Murray is dead on when he says:
My fellow atheist opponents the other night portrayed the future — if we could only shrug off religion — as a wonderful sunlit upland, where reasonable people would make reasonable decisions in a reasonable world. Is it not at least equally likely that if you keep telling people that they lead meaningless lives in a meaningless universe you might just find yourself with — at best — a vacuous life and a hollow culture? My first exhibit in submission involves turning on a television. 
But then Murray swerves off course:
Religions must give up the aspiration to intervene in secular law in the democratic state. In particular they must give up any desire to hold legislative power over those who are not members of their faith. In much of the world the Christian churches have already done this. Of course there are other religions and places where this separation has not been so nearly achieved. But the concession is vital, not least because the ability to dictate politics or law is the ability that most rightly concerns the non-religious about religions.  
Why is it assumed that only religious people would legislate morality? Why is it assumed that secular law has no moral agenda to legislate? The question is not whether morality will be legislated but which morality will be legislated. Will it be a morality grounded in nature, the way things are, or a morality based upon what we want nature to be?

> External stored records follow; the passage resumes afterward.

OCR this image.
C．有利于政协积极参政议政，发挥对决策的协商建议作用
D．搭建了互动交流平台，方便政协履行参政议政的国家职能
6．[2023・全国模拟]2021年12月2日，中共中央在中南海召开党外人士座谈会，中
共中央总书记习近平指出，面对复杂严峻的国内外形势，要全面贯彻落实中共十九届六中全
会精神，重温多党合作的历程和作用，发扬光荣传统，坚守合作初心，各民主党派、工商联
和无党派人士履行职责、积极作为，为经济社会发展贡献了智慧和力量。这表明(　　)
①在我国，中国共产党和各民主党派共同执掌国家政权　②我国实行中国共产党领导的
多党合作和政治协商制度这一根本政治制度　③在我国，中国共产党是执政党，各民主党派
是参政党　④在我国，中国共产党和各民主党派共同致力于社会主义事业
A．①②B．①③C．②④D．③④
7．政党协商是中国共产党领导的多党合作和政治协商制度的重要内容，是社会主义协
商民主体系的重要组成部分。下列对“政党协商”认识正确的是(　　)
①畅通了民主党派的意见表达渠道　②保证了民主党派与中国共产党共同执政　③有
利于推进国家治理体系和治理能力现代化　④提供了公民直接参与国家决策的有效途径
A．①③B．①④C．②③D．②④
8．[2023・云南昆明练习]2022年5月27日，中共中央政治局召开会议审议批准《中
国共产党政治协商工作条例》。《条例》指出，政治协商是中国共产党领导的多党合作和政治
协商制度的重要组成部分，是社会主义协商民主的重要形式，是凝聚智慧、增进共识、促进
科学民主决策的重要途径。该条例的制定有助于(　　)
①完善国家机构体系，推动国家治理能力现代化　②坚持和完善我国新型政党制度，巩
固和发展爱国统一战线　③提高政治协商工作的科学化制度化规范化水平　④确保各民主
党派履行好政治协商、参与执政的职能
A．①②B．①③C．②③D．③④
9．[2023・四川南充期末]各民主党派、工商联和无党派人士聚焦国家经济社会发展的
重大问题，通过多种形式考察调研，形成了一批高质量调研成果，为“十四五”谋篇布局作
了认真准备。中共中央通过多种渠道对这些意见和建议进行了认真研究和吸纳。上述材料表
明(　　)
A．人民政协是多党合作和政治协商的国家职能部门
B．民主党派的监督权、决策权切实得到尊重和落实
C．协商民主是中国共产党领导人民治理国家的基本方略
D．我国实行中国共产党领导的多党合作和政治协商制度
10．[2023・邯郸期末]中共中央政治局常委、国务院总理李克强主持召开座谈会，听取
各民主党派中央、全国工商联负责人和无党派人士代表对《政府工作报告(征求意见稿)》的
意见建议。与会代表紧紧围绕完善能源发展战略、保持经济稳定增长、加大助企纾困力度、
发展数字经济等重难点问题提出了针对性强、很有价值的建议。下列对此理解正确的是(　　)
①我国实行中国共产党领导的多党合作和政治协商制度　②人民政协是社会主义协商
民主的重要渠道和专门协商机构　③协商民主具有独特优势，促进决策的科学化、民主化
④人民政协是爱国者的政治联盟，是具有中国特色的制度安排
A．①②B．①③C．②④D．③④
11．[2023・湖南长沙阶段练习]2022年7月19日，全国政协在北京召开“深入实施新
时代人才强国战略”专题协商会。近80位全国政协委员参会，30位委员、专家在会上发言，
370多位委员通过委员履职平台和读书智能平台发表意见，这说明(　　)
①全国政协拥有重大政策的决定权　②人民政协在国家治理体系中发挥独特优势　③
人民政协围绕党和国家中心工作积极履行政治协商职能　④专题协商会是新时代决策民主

Why is it assumed Christian morality is oppressive when the historical record shows otherwise? Though Christians have been inconsistent with their founder many times, their movement has liberated the world from tyranny again and again. Christian influence in politics, properly conceived, doesn't impose Christianity on non Christians. It doesn't try to make Christians out of non Christians through the political process. It appeals to something believers and non-believers share in common and that we all know by heart: natural law.